Sergio Ramírez
La violencia asola a Guatemala, una mezcla de resabios de la vieja violencia política ejercida desde las sombras del poder, y que buscaba eliminar adversarios bajo la doctrina de la seguridad nacional, mientras duró la insurgencia armada; de violencia criminal común, encubierta no pocas veces bajo la sombra del poder; de violencia callejera, sobre todo la de las pandillas de los maras, que libran sus propios guerras a campo raso; y la violencia que patrocina el narcotráfico, el peor de los males porque además de matar, corrompe. Y las víctimas de primera línea vienen a ser las mujeres, asesinadas en las barriadas, y en los prostíbulos y cantinas, un fenómeno que repite en colores aún más sombríos al de Ciudad Juárez.

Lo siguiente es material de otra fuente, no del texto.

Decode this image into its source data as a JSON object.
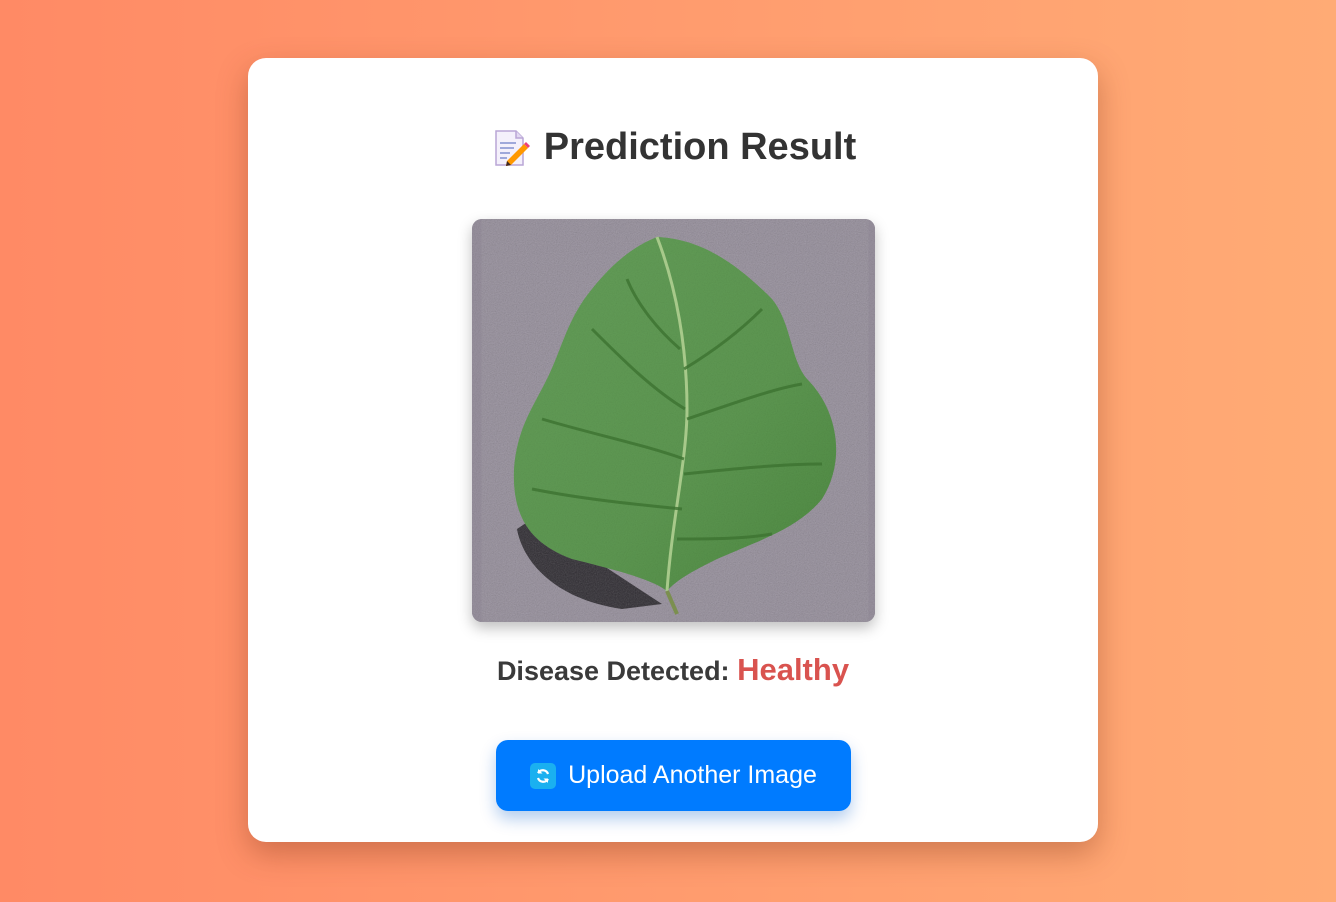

Pero de acuerdo a las estadísticas que he visto recientemente publicadas, el primer lugar en el ranking de la violencia corresponde a El Salvador, país campeón en hechos de sangre, seguido de cerca por la propia Guatemala, y por Honduras, los tres infestados por las pandillas de los maras; un fenómeno éste del que hasta ahora se libra Nicaragua, donde no hay maras pero sí redes de narcotraficantes que buscan aprovechar su privilegiada situación geográfica. Que las pandillas en Nicaragua no tengan semejante fuerza criminal, con parecidos índices de pobreza y marginación al de esos otros tres países vecinos, es para mí una pregunta abierta.